Data centers may be at the highest risk. Not only due to their quick turnover schedules, but because the smallest water penetration in a critical location can lead to equipment downtime with an average cost close to $9K per minute.1 

What can be done to help create a quality data center when various trades, time, and climate are influencing overall quality?

Enter building envelope commissioning (BECx). A low-cost additional service when compared to the cost of a down facility.

BECx is a head-to-toe third-party review of a building’s envelope during all phases of a project from design through occupancy. The goal of this review is to identify areas of concern for air/water leaks, sequencing, constructability, and more before they become costly issues to resolve post-construction. BECx also serves as an opportunity to educate facilities staff on how to maintain a building to meet its intended lifespan.

Projects that adopt BECx have the potential to achieve two valuable LEED® points under Enhanced Commissioning Option 2: Envelope Commissioning. To achieve this credit, there are no required envelope tests; rather, the client is to engage with an experienced BECx authority (BECxA) to help determine what envelope tests make sense based on the data center’s complexity, budget, and goals. To date, LEED has been the primary driver for a recent increase in BECx at data centers.


Getting BECX right – the process

It’s recommended that a BECxA is contracted by mid-design (50% design development) to deliver the greatest ROI. This follows the 1-10-100 rule,2  where issues are less costly to resolve during the design stage versus during or after construction.
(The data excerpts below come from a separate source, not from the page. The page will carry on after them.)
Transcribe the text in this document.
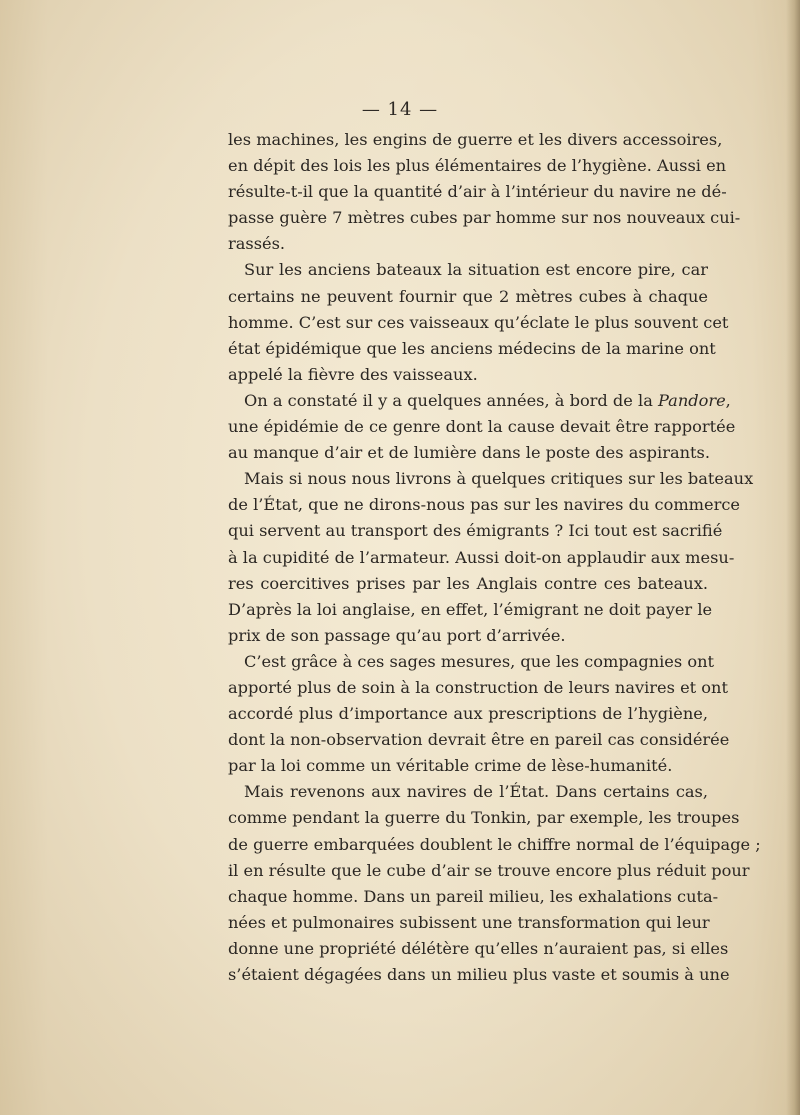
— 14 —
les machines, les engins de guerre et les divers accessoires,
en dépit des lois les plus élémentaires de l’hygiène. Aussi en
résulte-t-il que la quantité d’air à l’intérieur du navire ne dé-
passe guère 7 mètres cubes par homme sur nos nouveaux cui-
rassés.
Sur les anciens bateaux la situation est encore pire, car
certains ne peuvent fournir que 2 mètres cubes à chaque
homme. C’est sur ces vaisseaux qu’éclate le plus souvent cet
état épidémique que les anciens médecins de la marine ont
appelé la fièvre des vaisseaux.
On a constaté il y a quelques années, à bord de la Pandore,
une épidémie de ce genre dont la cause devait être rapportée
au manque d’air et de lumière dans le poste des aspirants.
Mais si nous nous livrons à quelques critiques sur les bateaux
de l’État, que ne dirons-nous pas sur les navires du commerce
qui servent au transport des émigrants ? Ici tout est sacrifié
à la cupidité de l’armateur. Aussi doit-on applaudir aux mesu-
res coercitives prises par les Anglais contre ces bateaux.
D’après la loi anglaise, en effet, l’émigrant ne doit payer le
prix de son passage qu’au port d’arrivée.
C’est grâce à ces sages mesures, que les compagnies ont
apporté plus de soin à la construction de leurs navires et ont
accordé plus d’importance aux prescriptions de l’hygiène,
dont la non-observation devrait être en pareil cas considérée
par la loi comme un véritable crime de lèse-humanité.
Mais revenons aux navires de l’État. Dans certains cas,
comme pendant la guerre du Tonkin, par exemple, les troupes
de guerre embarquées doublent le chiffre normal de l’équipage ;
il en résulte que le cube d’air se trouve encore plus réduit pour
chaque homme. Dans un pareil milieu, les exhalations cuta-
nées et pulmonaires subissent une transformation qui leur
donne une propriété délétère qu’elles n’auraient pas, si elles
s’étaient dégagées dans un milieu plus vaste et soumis à une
The following steps summarize ESD’s recommended BECx process which follows LEED v4’s requirements and referenced standards: NIBS Guideline 3-2012 and ASHRAE Guideline 0-2005.


Step 1: Hire an experienced and accredited third-party BECxA with the following credentials:

  • Has previous project experience on at least two similar projects

Holds one or more of the following accreditations:

  • Professional architecture licensure (AIA, NCARB, RA)
  • Building envelope accreditation (BECxP, CxA+BE, RRC, NEEB Certified, RBEC)
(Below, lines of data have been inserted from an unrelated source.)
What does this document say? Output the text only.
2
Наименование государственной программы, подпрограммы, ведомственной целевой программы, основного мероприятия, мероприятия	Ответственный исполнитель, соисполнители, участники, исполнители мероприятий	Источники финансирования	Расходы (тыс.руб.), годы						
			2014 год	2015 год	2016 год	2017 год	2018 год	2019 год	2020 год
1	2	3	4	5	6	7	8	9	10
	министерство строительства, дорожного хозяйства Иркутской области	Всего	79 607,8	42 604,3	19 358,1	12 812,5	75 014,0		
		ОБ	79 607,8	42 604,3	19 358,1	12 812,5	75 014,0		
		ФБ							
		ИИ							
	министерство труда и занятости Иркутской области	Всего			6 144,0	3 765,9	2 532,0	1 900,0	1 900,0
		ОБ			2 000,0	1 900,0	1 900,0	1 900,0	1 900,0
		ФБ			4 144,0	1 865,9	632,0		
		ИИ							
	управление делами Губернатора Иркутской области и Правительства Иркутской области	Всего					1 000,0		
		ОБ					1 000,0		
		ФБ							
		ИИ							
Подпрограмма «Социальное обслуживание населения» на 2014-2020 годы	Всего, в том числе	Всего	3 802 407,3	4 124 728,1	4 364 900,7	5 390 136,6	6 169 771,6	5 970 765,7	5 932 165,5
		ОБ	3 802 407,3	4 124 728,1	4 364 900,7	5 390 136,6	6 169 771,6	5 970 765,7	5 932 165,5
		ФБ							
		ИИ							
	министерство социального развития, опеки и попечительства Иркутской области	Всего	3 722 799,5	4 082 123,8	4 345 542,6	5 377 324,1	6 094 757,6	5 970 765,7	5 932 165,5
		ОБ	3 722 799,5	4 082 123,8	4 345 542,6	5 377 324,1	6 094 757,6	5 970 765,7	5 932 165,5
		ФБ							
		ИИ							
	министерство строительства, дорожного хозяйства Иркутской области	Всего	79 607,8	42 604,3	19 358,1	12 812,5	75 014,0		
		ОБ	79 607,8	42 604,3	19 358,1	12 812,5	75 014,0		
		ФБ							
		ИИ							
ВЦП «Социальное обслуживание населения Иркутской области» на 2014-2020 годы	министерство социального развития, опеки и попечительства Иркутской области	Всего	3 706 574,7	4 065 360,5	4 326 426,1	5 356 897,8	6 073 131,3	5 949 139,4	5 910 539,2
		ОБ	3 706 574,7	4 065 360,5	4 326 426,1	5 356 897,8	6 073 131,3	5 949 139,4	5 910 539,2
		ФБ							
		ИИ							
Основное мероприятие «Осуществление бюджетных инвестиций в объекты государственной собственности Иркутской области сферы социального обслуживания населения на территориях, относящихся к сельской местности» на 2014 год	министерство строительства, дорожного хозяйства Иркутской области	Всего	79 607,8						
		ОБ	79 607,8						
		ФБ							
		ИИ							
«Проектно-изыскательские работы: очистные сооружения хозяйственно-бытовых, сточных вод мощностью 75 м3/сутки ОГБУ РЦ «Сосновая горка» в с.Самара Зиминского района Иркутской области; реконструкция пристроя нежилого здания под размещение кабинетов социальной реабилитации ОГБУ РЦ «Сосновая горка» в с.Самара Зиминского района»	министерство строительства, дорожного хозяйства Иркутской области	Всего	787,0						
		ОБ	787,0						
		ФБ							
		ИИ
Spray hoseFIGURE 1. Spray hose test at roof to wall intersection. Simulated wind driven rain to test for water penetration.


Step 2: Conduct envelope design review

The BECxA is to review the envelope drawings at least twice — once at 50% design development followed by a second review (back-check) by 50% construction documents to ensure the comments were reviewed/addressed by the architect to meet the LEED v4 requirements. More design reviews are recommended if a project’s design is complicated (e.g., multiple materials, complex shape). In addition to the BECxA providing envelope reviews, the roofing consultant will review the roofing drawings to ensure the design of the roof assembly isn’t affecting the roofing warranty.